A criação de novos produtos alimentares, utilizando técnicas ancestrais de secagem e defumação de raia e polvo, aliadas à inovação e investigação científica, é o objetivo de um projeto da Universidade de Coimbra (UC) em curso em Cascais e na Ericeira.
Em declarações à agência Lusa, Tiago Verdelhos, investigador do laboratório Marefoz do polo MARE da UC, explicou que o projeto “É Seco ou Fumado?” visa a “valorização de produtos” na zona de Cascais e Ericeira, no distrito de Lisboa, “sempre na perspetiva da sustentabilidade”.
“Estamos a fazer estudos sobre a pesca local focados na raia e no polvo, produtos bastante importantes e emblemáticos daquela região. Vamos tentar inovar a partir da recuperação de técnicas ancestrais que caíram um bocadinho em desuso, como a secagem e a defumação”, indicou.
O projeto, que integra o programa de economia azul UCMar e é financiado por fundos europeus do Mar2020, através da A2S – Associação para o Desenvolvimento Sustentável da Região Saloia – localizada em Mafra, pretende desenvolver produtos de valor acrescentado a partir de espécies fundamentais do pescado tradicional da região saloia (raia, polvo e ovas de polvo), através da transformação, por secagem e defumação, promovendo a sua valorização enquanto produto alimentar diferenciado, lê-se na explicação da iniciativa.
Desenvolve-se em várias fases, desde a monitorização da diversidade e quantidade de capturas das espécies, passando pela determinação das metodologias mais adequadas ao processamento do pescado, avaliação da qualidade do produto fresco, seco e fumado e, por fim, divulgação e promoção dos produtos finais.
O investigador do UCMar notou que, “hoje em dia, para quem não conhece, até se pode falar em inovação” na utilização da secagem e defumação de pescado.

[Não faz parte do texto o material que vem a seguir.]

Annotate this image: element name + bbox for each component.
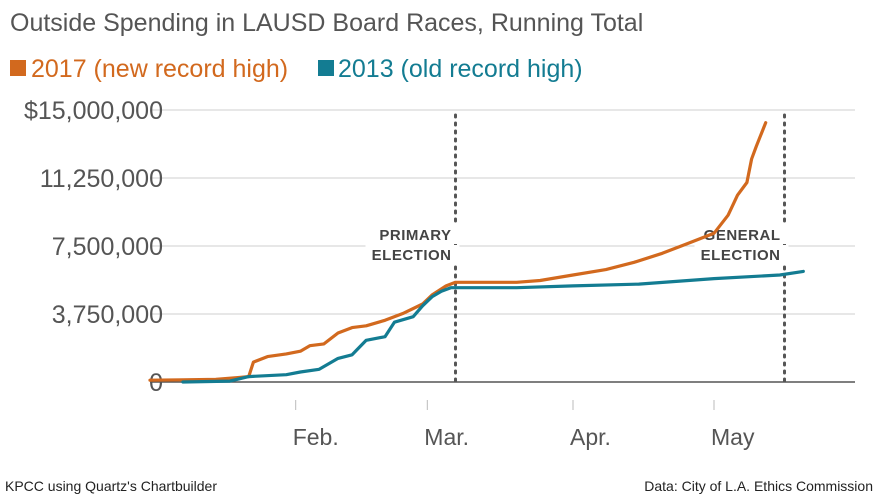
annotation-label-0-0: PRIMARY <box>379 227 451 244</box>
annotation-label-0-1: ELECTION <box>372 247 452 264</box>
x-tick-label-1: Mar. <box>424 424 469 450</box>
annotation-label-bg-1-1 <box>694 245 789 264</box>
legend-swatch-0 <box>10 60 26 76</box>
annotations: PRIMARY ELECTION GENERAL ELECTION <box>365 113 789 384</box>
x-tick-label-2: Apr. <box>570 424 611 450</box>
annotation-label-1-1: ELECTION <box>701 247 781 264</box>
legend: 2017 (new record high) 2013 (old record h… <box>10 55 583 83</box>
x-tick-label-3: May <box>711 424 755 450</box>
y-tick-label-4: $15,000,000 <box>24 97 163 125</box>
annotation-label-bg-0-0 <box>375 225 460 244</box>
footer-source-right: Data: City of L.A. Ethics Commission <box>644 478 873 494</box>
annotation-label-bg-1-0 <box>704 225 789 244</box>
x-axis-ticks: Feb. Mar. Apr. May <box>293 400 755 450</box>
series-line-1 <box>181 269 805 384</box>
footer-source-left: KPCC using Quartz's Chartbuilder <box>5 478 217 494</box>
y-axis-ticks: 0 3,750,000 7,500,000 11,250,000 $15,000,000 <box>24 97 163 397</box>
y-tick-label-3: 11,250,000 <box>40 165 163 193</box>
legend-label-1: 2013 (old record high) <box>338 55 583 83</box>
x-tick-label-0: Feb. <box>293 424 339 450</box>
annotation-label-bg-0-1 <box>365 245 460 264</box>
chart-title: Outside Spending in LAUSD Board Races, R… <box>10 9 643 37</box>
y-tick-label-1: 3,750,000 <box>52 301 163 329</box>
annotation-label-1-0: GENERAL <box>704 227 781 244</box>
y-tick-label-0: 0 <box>149 369 163 397</box>
legend-swatch-1 <box>318 60 334 76</box>
legend-label-0: 2017 (new record high) <box>31 55 288 83</box>
gridlines <box>150 109 855 383</box>
y-tick-label-2: 7,500,000 <box>52 233 163 261</box>
series-lines <box>148 121 805 384</box>
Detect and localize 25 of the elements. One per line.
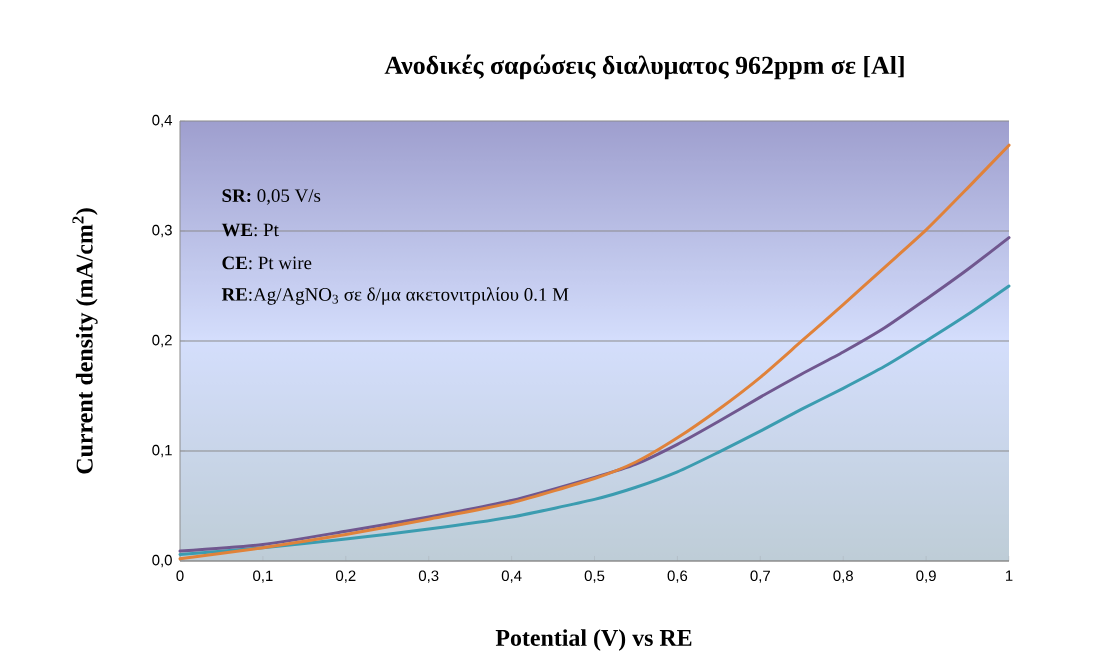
annotation: CE: Pt wire [222,256,312,270]
x-tick-label: 0 [176,570,184,582]
x-tick-label: 0,5 [584,570,605,583]
chart-title: Ανοδικές σαρώσεις διαλυματος 962ppm σε [Al] [384,54,904,80]
y-tick-label: 0,1 [152,444,172,458]
x-axis-title: Potential (V) vs RE [495,629,692,651]
x-tick-label: 0,3 [418,570,439,583]
annotation: RE:Ag/AgNO$_{3}$ σε δ/μα ακετονιτριλίου 0.1 M [221,287,569,305]
x-tick-label: 0,8 [833,570,853,583]
x-tick-label: 0,1 [253,570,273,583]
line-series [178,236,1011,553]
annotation: SR: 0,05 V/s [222,189,321,205]
x-tick-label: 0,4 [501,570,522,583]
x-tick-label: 0,7 [750,570,770,583]
x-tick-label: 1 [1006,570,1013,581]
y-axis-title: Current density (mA/cm$^{2}$) [72,208,98,474]
annotation: WE: Pt [221,223,279,237]
x-tick-label: 0,9 [916,570,936,583]
y-tick-label: 0,3 [152,224,172,238]
x-tick-label: 0,2 [336,570,356,583]
y-tick-label: 0,2 [152,334,172,348]
y-tick-label: 0,4 [152,114,173,128]
y-tick-label: 0,0 [152,554,172,568]
x-tick-label: 0,6 [667,570,688,583]
line-series [178,284,1011,556]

“São coisas que já se usaram, nuns sítios ainda se usam, mas sem serem muito conhecidos, noutros locais caíram completamente em desuso e podem ser uma estratégia interessante para valorizar os produtos”, frisou Tiago Verdelhos, investigador especialista em sistemas costeiros e oceano.
No caso da raia, adiantou, na costa da Ericeira sempre foi um peixe abundante, aproveitado para a alimentação familiar e conservado para ser consumido em alturas de escassez. Depois de amanhada e lavada, a raia é passada por salmoura e depois seca ao sol, à porta das casas, em estendais, como se fosse roupa a secar.
Uma tradição gastronómica local, observou Tiago Verdelhos, que, no entanto, é desconhecida do grande público: “Estamos a pegar na raia, que se calhar não é o produto mais atrativo para o público, e, fazendo estes produtos baseados nestas técnicas, já estamos a entrar num público um bocadinho diferente. O ‘feedback’ que estamos a receber, por um lado, é o de que as pessoas não conhecem [a técnica], a maior parte desconhece completamente, algumas até desconhecem que se podia fazer”.
No polvo, a equipa de investigação da UC apresentou polvo fumado num evento realizado recentemente: “O público era um público científico ligado à área do mar e a maior parte das pessoas desconhecia completamente uma coisa destas e a verdade é que gostaram”.
Tiago Verdelhos disse ainda que, em laboratório, são realizadas as componentes do projeto relacionadas com a sustentabilidade e propriedades do pescado, por exemplo, o estudo das qualidades e características do produto, como as diferenças entre o polvo fresco e o polvo fumado.
De seguida, com o apoio de uma empresa especializada, são realizados processos de testes de secagem e defumação, antes da apresentação dos produtos finais, “que podem dar novas soluções a atores locais, pescadores e comerciantes”.
O projeto “É Seco ou Fumado?” inclui a colaboração com a empresa Fumeiro do Mar, localizada na incubadora de empresas da Figueira da Foz (onde também está instalado o laboratório Marefoz) e tem ainda como parceiros, para além da A2S, a Câmara Municipal de Cascais, a Escola Superior de Hotelaria e Turismo do Estoril e a Universidade Aberta.